Around the world, she said, there is abundant evidence that EPRs have allowed municipalities and taxpayers to deflect the financial burden of waste management and transferred it to producers. 

“More importantly, EPR systems have resulted in decreased volumes of waste for final disposal and ushered in thriving recycling industry. And many of these companies. that succeeded also market their products here and would likely have little difficulty in merely exporting their success as they export their products and manufacturing.”

She recalled the  July 10, 2000 Payatas landslide or the garbage dump that collapsed at Payatas, Quezon City which claimed the lives of 218 people. 

The senator related that it was a horrific reminder that our society was an abject failure at managing our wastes so that the next year, Congress passed the Ecological Solid Waste Management Act. 

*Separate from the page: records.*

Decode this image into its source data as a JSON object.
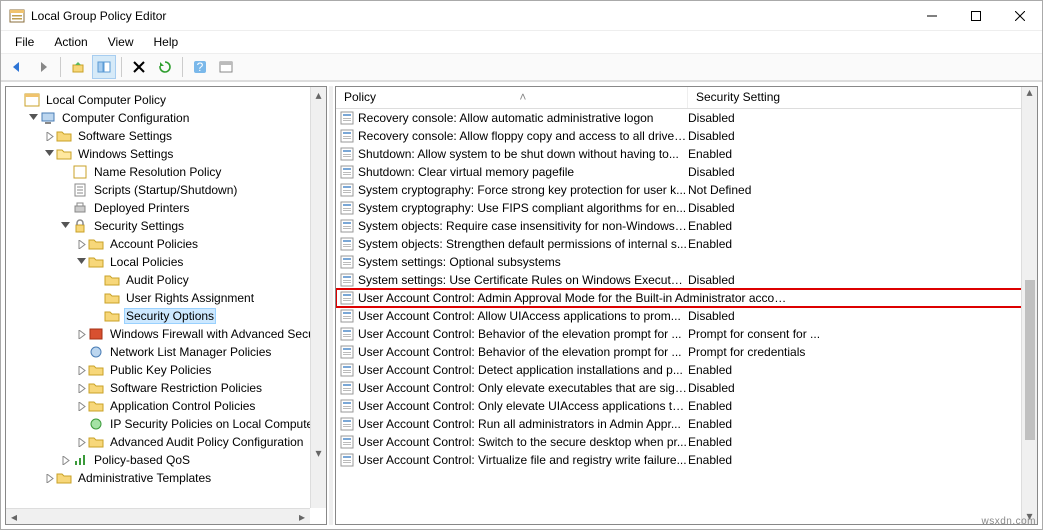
{
  "window": {
    "title": "Local Group Policy Editor"
  },
  "menus": {
    "file": "File",
    "action": "Action",
    "view": "View",
    "help": "Help"
  },
  "tree": {
    "root": "Local Computer Policy",
    "cc": "Computer Configuration",
    "ss": "Software Settings",
    "ws": "Windows Settings",
    "nrp": "Name Resolution Policy",
    "scripts": "Scripts (Startup/Shutdown)",
    "dp": "Deployed Printers",
    "sec": "Security Settings",
    "ap": "Account Policies",
    "lp": "Local Policies",
    "audit": "Audit Policy",
    "ura": "User Rights Assignment",
    "so": "Security Options",
    "wfas": "Windows Firewall with Advanced Secu",
    "nlmp": "Network List Manager Policies",
    "pkp": "Public Key Policies",
    "srp": "Software Restriction Policies",
    "acp": "Application Control Policies",
    "ipsec": "IP Security Policies on Local Computer",
    "aapc": "Advanced Audit Policy Configuration",
    "pbq": "Policy-based QoS",
    "at": "Administrative Templates"
  },
  "columns": {
    "policy": "Policy",
    "setting": "Security Setting"
  },
  "policies": [
    {
      "name": "Recovery console: Allow automatic administrative logon",
      "setting": "Disabled"
    },
    {
      "name": "Recovery console: Allow floppy copy and access to all drives...",
      "setting": "Disabled"
    },
    {
      "name": "Shutdown: Allow system to be shut down without having to...",
      "setting": "Enabled"
    },
    {
      "name": "Shutdown: Clear virtual memory pagefile",
      "setting": "Disabled"
    },
    {
      "name": "System cryptography: Force strong key protection for user k...",
      "setting": "Not Defined"
    },
    {
      "name": "System cryptography: Use FIPS compliant algorithms for en...",
      "setting": "Disabled"
    },
    {
      "name": "System objects: Require case insensitivity for non-Windows ...",
      "setting": "Enabled"
    },
    {
      "name": "System objects: Strengthen default permissions of internal s...",
      "setting": "Enabled"
    },
    {
      "name": "System settings: Optional subsystems",
      "setting": ""
    },
    {
      "name": "System settings: Use Certificate Rules on Windows Executabl...",
      "setting": "Disabled"
    },
    {
      "name": "User Account Control: Admin Approval Mode for the Built-in Administrator account",
      "setting": "",
      "highlight": true
    },
    {
      "name": "User Account Control: Allow UIAccess applications to prom...",
      "setting": "Disabled"
    },
    {
      "name": "User Account Control: Behavior of the elevation prompt for ...",
      "setting": "Prompt for consent for ..."
    },
    {
      "name": "User Account Control: Behavior of the elevation prompt for ...",
      "setting": "Prompt for credentials"
    },
    {
      "name": "User Account Control: Detect application installations and p...",
      "setting": "Enabled"
    },
    {
      "name": "User Account Control: Only elevate executables that are sign...",
      "setting": "Disabled"
    },
    {
      "name": "User Account Control: Only elevate UIAccess applications th...",
      "setting": "Enabled"
    },
    {
      "name": "User Account Control: Run all administrators in Admin Appr...",
      "setting": "Enabled"
    },
    {
      "name": "User Account Control: Switch to the secure desktop when pr...",
      "setting": "Enabled"
    },
    {
      "name": "User Account Control: Virtualize file and registry write failure...",
      "setting": "Enabled"
    }
  ],
  "watermark": "wsxdn.com"
}
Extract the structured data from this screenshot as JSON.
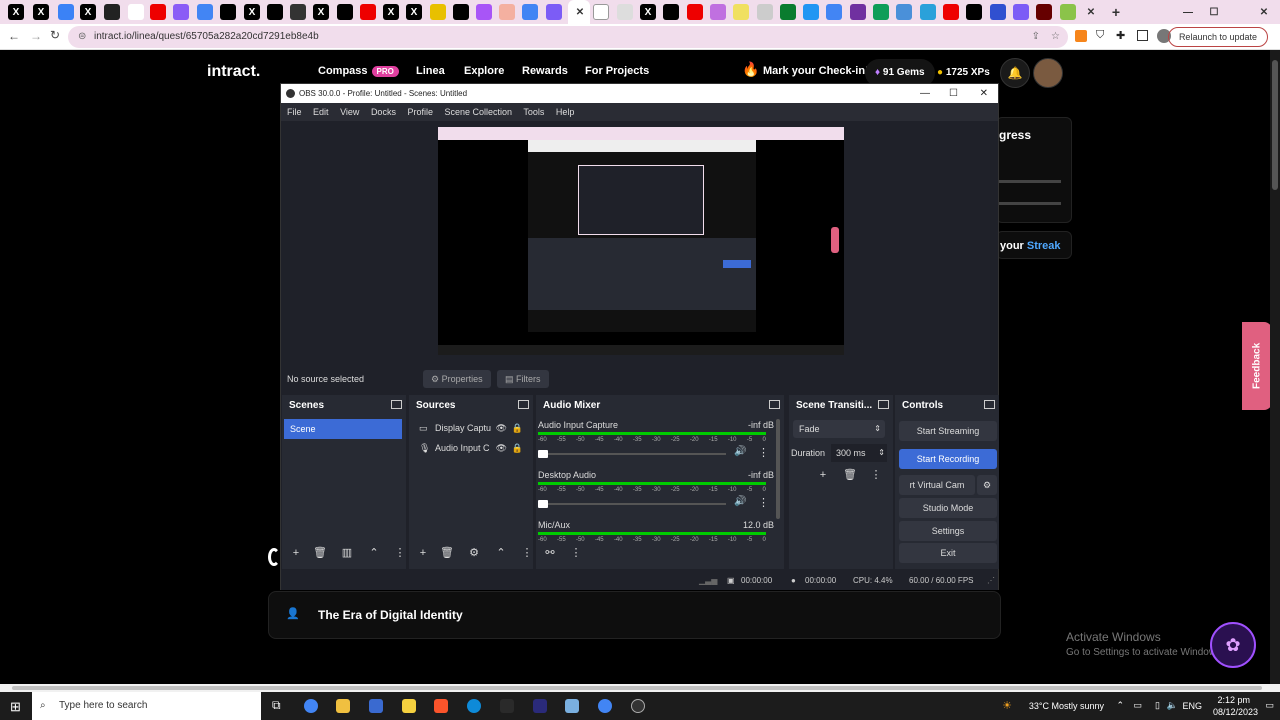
{
  "browser": {
    "url": "intract.io/linea/quest/65705a282a20cd7291eb8e4b",
    "relaunch_label": "Relaunch to update"
  },
  "site": {
    "logo": "intract.",
    "nav": {
      "compass": "Compass",
      "pro_badge": "PRO",
      "linea": "Linea",
      "explore": "Explore",
      "rewards": "Rewards",
      "for_projects": "For Projects"
    },
    "checkin": "Mark your Check-in!",
    "gems": "91 Gems",
    "xps": "1725 XPs",
    "progress_heading": "gress",
    "streak_prefix": "your",
    "streak_word": "Streak",
    "era_title": "The Era of Digital Identity",
    "feedback": "Feedback",
    "activate_title": "Activate Windows",
    "activate_sub": "Go to Settings to activate Windows."
  },
  "obs": {
    "title": "OBS 30.0.0 - Profile: Untitled - Scenes: Untitled",
    "menu": [
      "File",
      "Edit",
      "View",
      "Docks",
      "Profile",
      "Scene Collection",
      "Tools",
      "Help"
    ],
    "no_source": "No source selected",
    "properties": "Properties",
    "filters": "Filters",
    "scenes_title": "Scenes",
    "scene_item": "Scene",
    "sources_title": "Sources",
    "sources": [
      "Display Captu",
      "Audio Input C"
    ],
    "mixer_title": "Audio Mixer",
    "mixer_channels": [
      {
        "name": "Audio Input Capture",
        "level": "-inf dB"
      },
      {
        "name": "Desktop Audio",
        "level": "-inf dB"
      },
      {
        "name": "Mic/Aux",
        "level": "12.0 dB"
      }
    ],
    "meter_ticks": [
      "-60",
      "-55",
      "-50",
      "-45",
      "-40",
      "-35",
      "-30",
      "-25",
      "-20",
      "-15",
      "-10",
      "-5",
      "0"
    ],
    "transitions_title": "Scene Transiti...",
    "transition_value": "Fade",
    "duration_label": "Duration",
    "duration_value": "300 ms",
    "controls_title": "Controls",
    "controls": {
      "start_streaming": "Start Streaming",
      "start_recording": "Start Recording",
      "virtual_cam": "rt Virtual Cam",
      "studio_mode": "Studio Mode",
      "settings": "Settings",
      "exit": "Exit"
    },
    "status": {
      "rec_time": "00:00:00",
      "stream_time": "00:00:00",
      "cpu": "CPU: 4.4%",
      "fps": "60.00 / 60.00 FPS"
    }
  },
  "taskbar": {
    "search_placeholder": "Type here to search",
    "weather": "33°C  Mostly sunny",
    "lang": "ENG",
    "time": "2:12 pm",
    "date": "08/12/2023"
  },
  "colors": {
    "accent_blue": "#3c6bd6",
    "tab_strip": "#f1ddec",
    "obs_bg": "#272a33",
    "feedback_pink": "#e06080"
  }
}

But still, Villar stressed open dumpsites have remained operational. Mixed wastes are being collected in urban areas. She said there is no National Ecology Center and the burden of waste reduction, segregation, and management mostly fell into the lap of households and the local governments. 

She lamented our country has been notorious, named in several reports as one of the top dischargers of marine plastics. A 2015 University of Georgia study revealed that the Philippines, ranked third, next to China and Indonesia (among 192 countries surveyed), in terms of the volume of plastic wastes produced by the population that goes into the ocean.